L’art de Triomphe de Christo, legs posthume universel visible 16 jours
L’artiste d’origine bulgare naturalisé américain décédé en 2020 avait bénéficié d’une exposition rétrospective au Centre Pompidou. C’est donc la concrétisation d’un rêve plusieurs fois ajourné et l’ultime utopie du tandem Jeanne Claude-Christo qui voit le jour dans l’épicentre de Paris. D’un montant de 14 millions d’euros, le chantier se voit entièrement autofinancé par la vente d’œuvres préparatoires et originales de l’artiste selon le concept qui préside à chacune de ses interventions. Les chiffres donnent le tournis : une toile de 25 000 m² (100% recyclable) retenue par 3000 mètres de corde et 150 ouvriers mobilisés en continu jusqu’au 18 septembre, jour de la révélation ! Sous des allures de paquet cadeau géant, se cache le clin d’œil à l’enfance et son caractère transitoire comme le soulignait le couple. D’autant que le 3 octobre tout disparait, l’éphémère étant au cœur de leur démarche. Pendant ce temps la flamme du soldat inconnu est ravivée chaque jour.
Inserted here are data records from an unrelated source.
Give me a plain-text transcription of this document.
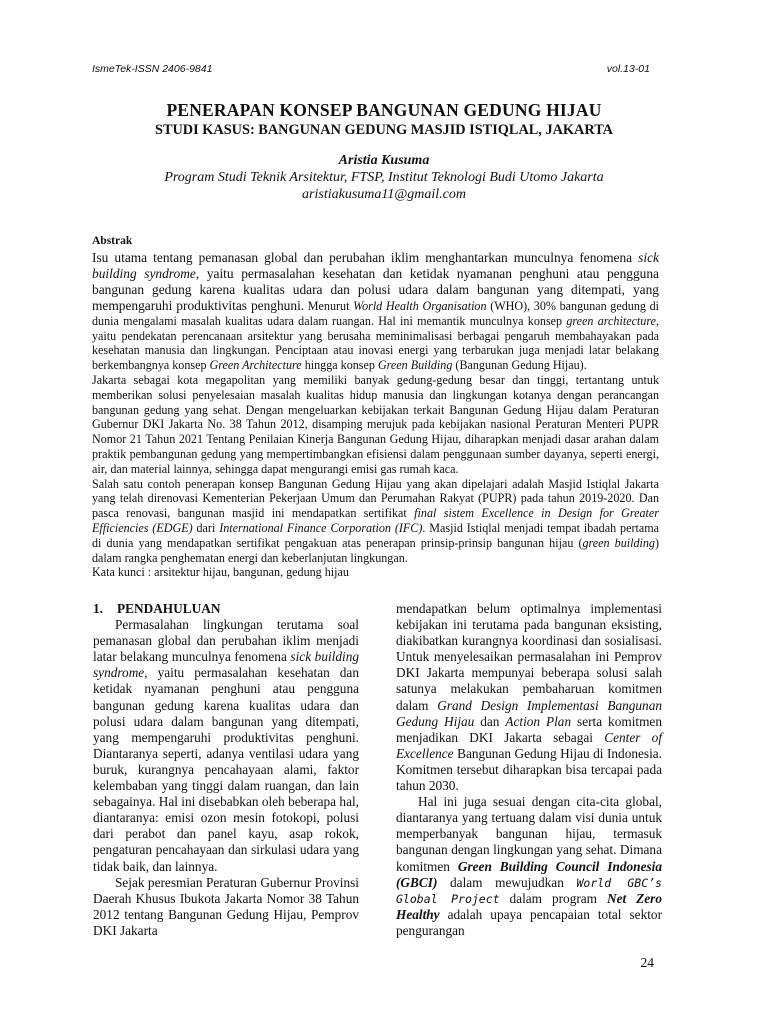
IsmeTek-ISSN 2406-9841	vol.13-01
PENERAPAN KONSEP BANGUNAN GEDUNG HIJAU
STUDI KASUS: BANGUNAN GEDUNG MASJID ISTIQLAL, JAKARTA
Aristia Kusuma
Program Studi Teknik Arsitektur, FTSP, Institut Teknologi Budi Utomo Jakarta
aristiakusuma11@gmail.com
Abstrak

Isu utama tentang pemanasan global dan perubahan iklim menghantarkan munculnya fenomena sick building syndrome, yaitu permasalahan kesehatan dan ketidak nyamanan penghuni atau pengguna bangunan gedung karena kualitas udara dan polusi udara dalam bangunan yang ditempati, yang mempengaruhi produktivitas penghuni. Menurut World Health Organisation (WHO), 30% bangunan gedung di dunia mengalami masalah kualitas udara dalam ruangan. Hal ini memantik munculnya konsep green architecture, yaitu pendekatan perencanaan arsitektur yang berusaha meminimalisasi berbagai pengaruh membahayakan pada kesehatan manusia dan lingkungan. Penciptaan atau inovasi energi yang terbarukan juga menjadi latar belakang berkembangnya konsep Green Architecture hingga konsep Green Building (Bangunan Gedung Hijau).

Jakarta sebagai kota megapolitan yang memiliki banyak gedung-gedung besar dan tinggi, tertantang untuk memberikan solusi penyelesaian masalah kualitas hidup manusia dan lingkungan kotanya dengan perancangan bangunan gedung yang sehat. Dengan mengeluarkan kebijakan terkait Bangunan Gedung Hijau dalam Peraturan Gubernur DKI Jakarta No. 38 Tahun 2012, disamping merujuk pada kebijakan nasional Peraturan Menteri PUPR Nomor 21 Tahun 2021 Tentang Penilaian Kinerja Bangunan Gedung Hijau, diharapkan menjadi dasar arahan dalam praktik pembangunan gedung yang mempertimbangkan efisiensi dalam penggunaan sumber dayanya, seperti energi, air, dan material lainnya, sehingga dapat mengurangi emisi gas rumah kaca.

Salah satu contoh penerapan konsep Bangunan Gedung Hijau yang akan dipelajari adalah Masjid Istiqlal Jakarta yang telah direnovasi Kementerian Pekerjaan Umum dan Perumahan Rakyat (PUPR) pada tahun 2019-2020. Dan pasca renovasi, bangunan masjid ini mendapatkan sertifikat final sistem Excellence in Design for Greater Efficiencies (EDGE) dari International Finance Corporation (IFC). Masjid Istiqlal menjadi tempat ibadah pertama di dunia yang mendapatkan sertifikat pengakuan atas penerapan prinsip-prinsip bangunan hijau (green building) dalam rangka penghematan energi dan keberlanjutan lingkungan.

Kata kunci : arsitektur hijau, bangunan, gedung hijau

1. PENDAHULUAN

Permasalahan lingkungan terutama soal pemanasan global dan perubahan iklim menjadi latar belakang munculnya fenomena sick building syndrome, yaitu permasalahan kesehatan dan ketidak nyamanan penghuni atau pengguna bangunan gedung karena kualitas udara dan polusi udara dalam bangunan yang ditempati, yang mempengaruhi produktivitas penghuni. Diantaranya seperti, adanya ventilasi udara yang buruk, kurangnya pencahayaan alami, faktor kelembaban yang tinggi dalam ruangan, dan lain sebagainya. Hal ini disebabkan oleh beberapa hal, diantaranya: emisi ozon mesin fotokopi, polusi dari perabot dan panel kayu, asap rokok, pengaturan pencahayaan dan sirkulasi udara yang tidak baik, dan lainnya.

Sejak peresmian Peraturan Gubernur Provinsi Daerah Khusus Ibukota Jakarta Nomor 38 Tahun 2012 tentang Bangunan Gedung Hijau, Pemprov DKI Jakarta

mendapatkan belum optimalnya implementasi kebijakan ini terutama pada bangunan eksisting, diakibatkan kurangnya koordinasi dan sosialisasi. Untuk menyelesaikan permasalahan ini Pemprov DKI Jakarta mempunyai beberapa solusi salah satunya melakukan pembaharuan komitmen dalam Grand Design Implementasi Bangunan Gedung Hijau dan Action Plan serta komitmen menjadikan DKI Jakarta sebagai Center of Excellence Bangunan Gedung Hijau di Indonesia. Komitmen tersebut diharapkan bisa tercapai pada tahun 2030.

Hal ini juga sesuai dengan cita-cita global, diantaranya yang tertuang dalam visi dunia untuk memperbanyak bangunan hijau, termasuk bangunan dengan lingkungan yang sehat. Dimana komitmen Green Building Council Indonesia (GBCI) dalam mewujudkan World GBC’s Global Project dalam program Net Zero Healthy adalah upaya pencapaian total sektor pengurangan

24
Le Centre des Monuments Nationaux est maître d’œuvre de ce projet sous la houlette du neveu de l’artiste Vladimir Javacheff. Les parisiens vont-ils adhérer à cette idée un peu folle ? et combien feront-ils le rapprochement avec le Pont Neuf Emballé en 1985 ? On se souvient en tous cas de l’émotion suscitée par les images de la prise de l’Arc de Triomphe par les Gilets Jaunes au plus fort de la crise.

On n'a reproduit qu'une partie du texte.